La conversion de Matthieu et son martyre

 

Rome Sant'Eustachio Saint Louis des Français vocation de Saint Matthieu

 « En passant, Jésus vit Lévi, le fils d’Alphée, assis au bureau de la douane, et lui dit « suis-moi ». Et, se levant, il Le suivit ».

La scène se passe dans une salle d’auberge ou un bureau de douane. A gauche, assis autour d’une table, un groupe d’hommes, habillés selon les canons de l’époque du Caravage, compte des monnaies. A droite, debout, le Christ et Saint-Pierre habillés tels qu’ils pouvaient l’être à l’époque romaine. Le Christ tend le bras vers Matthieu et le désigne.
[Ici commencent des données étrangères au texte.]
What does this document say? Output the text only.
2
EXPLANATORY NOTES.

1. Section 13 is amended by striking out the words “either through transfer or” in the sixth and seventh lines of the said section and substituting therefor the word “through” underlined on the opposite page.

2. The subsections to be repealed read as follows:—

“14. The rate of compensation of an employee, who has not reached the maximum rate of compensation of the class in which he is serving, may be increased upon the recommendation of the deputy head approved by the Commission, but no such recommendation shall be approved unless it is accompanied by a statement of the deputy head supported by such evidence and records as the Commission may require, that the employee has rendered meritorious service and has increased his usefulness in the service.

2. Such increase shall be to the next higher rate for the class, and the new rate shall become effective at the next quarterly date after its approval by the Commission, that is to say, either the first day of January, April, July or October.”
Le geste de la main est semblable à celui de Dieu qui éveille Adam à la conscience et l’anime, à la voûte de la Chapelle Sixtine, sous le pinceau de Michel Ange : doigts semi repliés sauf l’index légèrement courbé mais non tendu.

« C’est cette main tendue qui franchit « le vide » qui sépare les deux groupes de personnages, séparation entre l’humain et le divin, le péché et la grâce… Avec ce geste, le Christ a engagé un dialogue auquel participent Pierre et Matthieu »[1].
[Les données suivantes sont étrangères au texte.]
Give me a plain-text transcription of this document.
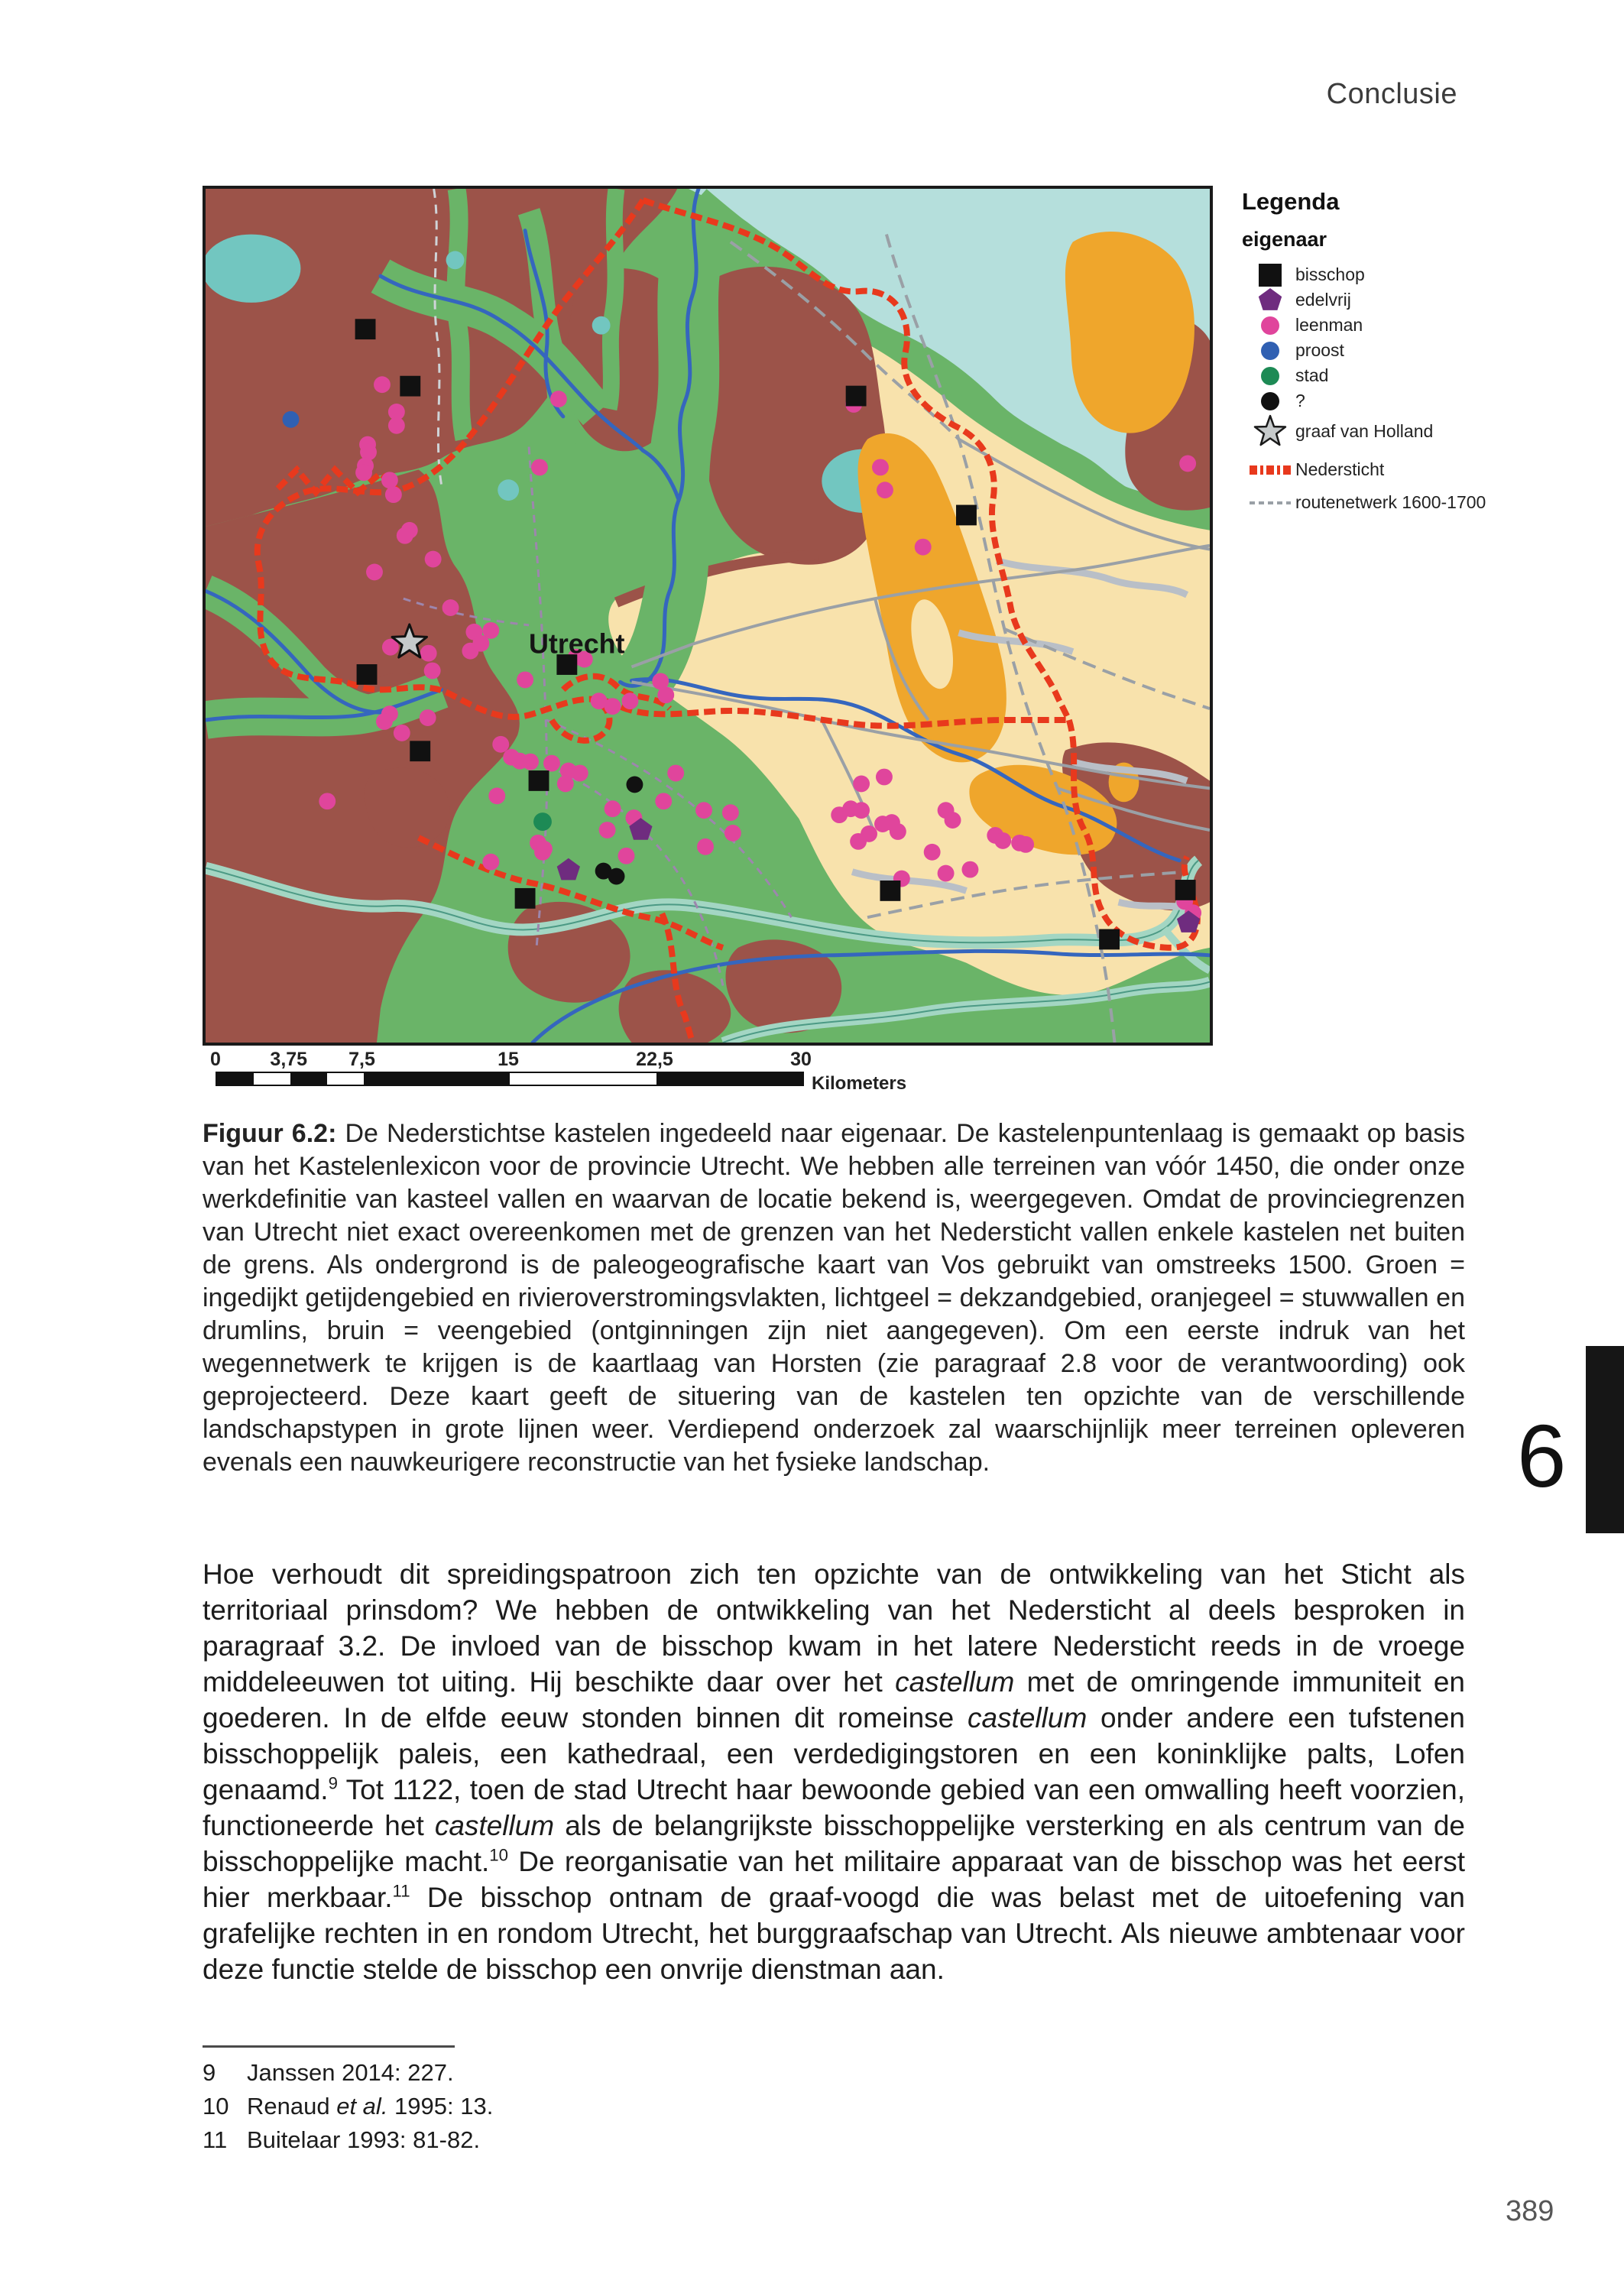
Conclusie
Utrecht
Legenda
eigenaar
bisschop
edelvrij
leenman
proost
stad
?
graaf van Holland
Nedersticht
routenetwerk 1600-1700
0	3,75 7,5	15	22,5	30
Kilometers
Figuur 6.2: De Nederstichtse kastelen ingedeeld naar eigenaar. De kastelenpuntenlaag is gemaakt op basis van het Kastelenlexicon voor de provincie Utrecht. We hebben alle terreinen van vóór 1450, die onder onze werkdefinitie van kasteel vallen en waarvan de locatie bekend is, weergegeven. Omdat de provinciegrenzen van Utrecht niet exact overeenkomen met de grenzen van het Nedersticht vallen enkele kastelen net buiten de grens. Als ondergrond is de paleogeografische kaart van Vos gebruikt van omstreeks 1500. Groen = ingedijkt getijdengebied en rivieroverstromingsvlakten, lichtgeel = dekzandgebied, oranjegeel = stuwwallen en drumlins, bruin = veengebied (ontginningen zijn niet aangegeven). Om een eerste indruk van het wegennetwerk te krijgen is de kaartlaag van Horsten (zie paragraaf 2.8 voor de verantwoording) ook geprojecteerd. Deze kaart geeft de situering van de kastelen ten opzichte van de verschillende landschapstypen in grote lijnen weer. Verdiepend onderzoek zal waarschijnlijk meer terreinen opleveren evenals een nauwkeurigere reconstructie van het fysieke landschap.
Hoe verhoudt dit spreidingspatroon zich ten opzichte van de ontwikkeling van het Sticht als territoriaal prinsdom? We hebben de ontwikkeling van het Nedersticht al deels besproken in paragraaf 3.2. De invloed van de bisschop kwam in het latere Nedersticht reeds in de vroege middeleeuwen tot uiting. Hij beschikte daar over het castellum met de omringende immuniteit en goederen. In de elfde eeuw stonden binnen dit romeinse castellum onder andere een tufstenen bisschoppelijk paleis, een kathedraal, een verdedigingstoren en een koninklijke palts, Lofen genaamd.$^9$ Tot 1122, toen de stad Utrecht haar bewoonde gebied van een omwalling heeft voorzien, functioneerde het castellum als de belangrijkste bisschoppelijke versterking en als centrum van de bisschoppelijke macht.$^{10}$ De reorganisatie van het militaire apparaat van de bisschop was het eerst hier merkbaar.$^{11}$ De bisschop ontnam de graaf-voogd die was belast met de uitoefening van grafelijke rechten in en rondom Utrecht, het burggraafschap van Utrecht. Als nieuwe ambtenaar voor deze functie stelde de bisschop een onvrije dienstman aan.
6
9	Janssen 2014: 227.
10 Renaud et al. 1995: 13.
11 Buitelaar 1993: 81-82.
389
Effectivement, Pierre, de dos, reproduit le mouvement de la main du Christ. Matthieu également, comme surpris que cet étranger le désigne du doigt, hésitant à comprendre que c’est lui ou son voisin qui est ainsi appelé. Mais son geste est plus précis, les doigts fermés et l’index tendu. Les autres personnages du groupe semblent peu concernés, deux jeunes hommes se tournent certes vers le Christ mais sans participer à l’action, quand aux deux personnages les plus à gauche, ils continuent à compter l’argent, tête baissée. La lumière provient de la droite, mais passe curieusement au dessus de la tête du Christ, comme si la lumière venait de plus haut encore.

Comme nombre des autres tableaux à thème religieux du Caravage, celui-ci fut très mal reçu par les autorités ecclésiastiques de l’époque… Le Caravage ayant eu l’audace de rappeler que Matthieu, alors Lévi, était un changeur d’argent et un percepteur de la gabelle !

Le tableau de droite, le martyre de Saint-Matthieu, apparaît plus complexe. La scène est violente : un soldat envoyé par le roi d’Ethiopie, pénètre dans l’église où Matthieu dit la messe et le tue. Saint-Matthieu est au bas et au centre du tableau, couché, il ouvre les bras comme s’il attendait sereinement la mort du soldat qui le domine et va le transpercer de son épée. Son attitude est très semblable à celle du Saint-Paul de l’église Santa Maria del Popolo : bras ouverts, il accepte le sort qui lui est réservé. L’intérêt du tableau réside dans l’attitude des différents personnages qui assistent avec effroi à la scène et qui, par leurs gestes, structurent le tableau en spirale.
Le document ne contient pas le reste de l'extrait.